Quando un artista passa in poco tempo da fenomeno di nicchia a nome che tutti iniziano a riconoscere, succede quasi sempre la stessa cosa: anche gli oggetti legati al suo immaginario diventano improvvisamente ricercati. È esattamente quello che sta accadendo a Tony Pitony. Fino a qualche mese fa “E chi cazz è”, poi dopo l’apparizione al Festival di Sanremo e la vittoria nella serata delle cover insieme a Ditonellapiaga, “Oh, grande, Tony Pitony!”. E insieme alla sua popolarità sono entrati nel mirino dei fan anche i suoi oggetti simbolo.
La maschera “di” Tony Pitony
Il più riconoscibile di tutti è senza dubbio la maschera con cui Tony Pitony si presenta sul palco. Un accessorio che in realtà nasce come travestimento alla Elvis Presley, con capelli e occhiali da sole che imitano lo stile del Re del rock and roll. Non è un oggetto particolarmente elaborato eh: si tratta di una maschera in silicone piuttosto semplice, quasi dozzinale. Eppure è proprio questa scelta un po’ ironica e volutamente imperfetta ad aver contribuito a renderla parte integrante del personaggio.
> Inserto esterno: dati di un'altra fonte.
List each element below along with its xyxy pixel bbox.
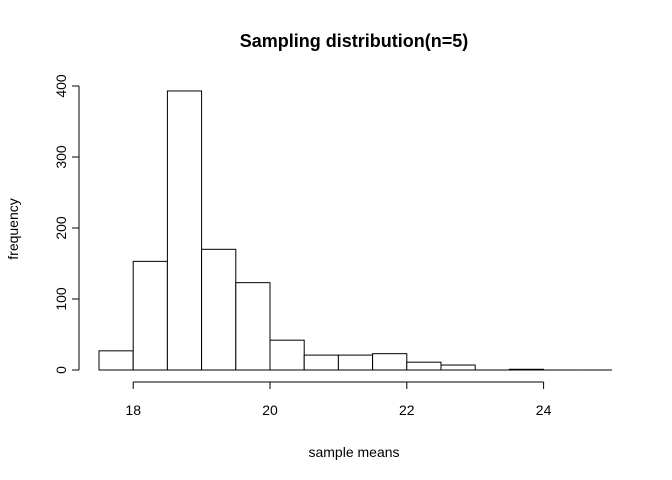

La maschera, tra l’altro, non nasce da una strategia artistica particolarmente complessa. Lo stesso Tony Pitony aveva raccontato in passato che l’idea era nata soprattutto per una ragione pratica: mantenere una certa distanza dalla notorietà. Durante un’intervista al podcast BSMT di Gianluca Gazzoli aveva spiegato di aver preso in considerazione diverse opzioni prima di scegliere quella definitiva. “La maschera mi protegge dalle rotture. Avevo tre maschere: questa, quella del Fantasma dell’Opera e una maschera veneziana bruttissima. Alla fine ho scelto Elvis. Ma non l’ho creata io: chiunque la può comprare ovunque”. Spoiler: non è proprio così.
La maschera di Tony Pitony è introvabile
Oggi però le cose stanno un po’ diversamente. Proprio quella maschera che, almeno in teoria, poteva essere acquistata facilmente ovunque è diventata improvvisamente difficile da trovare. Su Amazon, dove era disponibile fino a poco tempo fa, risulta ormai esaurita. Il sold out ha inevitabilmente alimentato il mercato delle rivendite online, dove gli oggetti legati all’artista stanno iniziando a circolare a prezzi ben più alti di quelli originali.
Su eBay, cercando il nome di Tony Pitony, compaiono già diverse inserzioni dedicate ai suoi dischi e agli oggetti collegati al suo immaginario. Tra i più ricercati c’è Vinilony, il vinile che raccoglie alcuni dei suoi primi brani. Sul sito ufficiale era stato messo in vendita a circa 30 euro, ma oggi è praticamente introvabile a quella cifra. Nelle piattaforme di rivendita il prezzo è salito rapidamente e in molti casi supera i 60 euro, con alcune copie che arrivano anche a 130.
Le quotazioni più alte, però, riguardano proprio la famosa maschera. Tra gli annunci comparsi su eBay ce n’è uno che propone un pacchetto piuttosto curioso: tre maschere di Tony Pitony vendute insieme, accompagnate dal vinile Vinilony. Il prezzo del bundle arriva a circa 240 euro. Non molto distante c’è anche un’altra inserzione che riguarda il vinile Peccato per i testi autografato, proposto a 200 euro.
Mica finita eh: su Vinted c’è chi vende solo la maschera, specificando che è rara, a 510 euro.
Segno che il personaggio creato da Tony Pitony sta iniziando a costruire anche un piccolo mercato parallelo fatto di oggetti da collezione. Un fenomeno che si vede spesso quando un artista riesce a trasformare un dettaglio della propria immagine – in questo caso una semplice maschera in silicone – in un elemento iconico riconoscibile da tutti. E a giudicare dalle cifre che iniziano a circolare online, la curiosità attorno al mondo di Tony Pitony è tutt’altro che destinata a fermarsi presto. Bomber!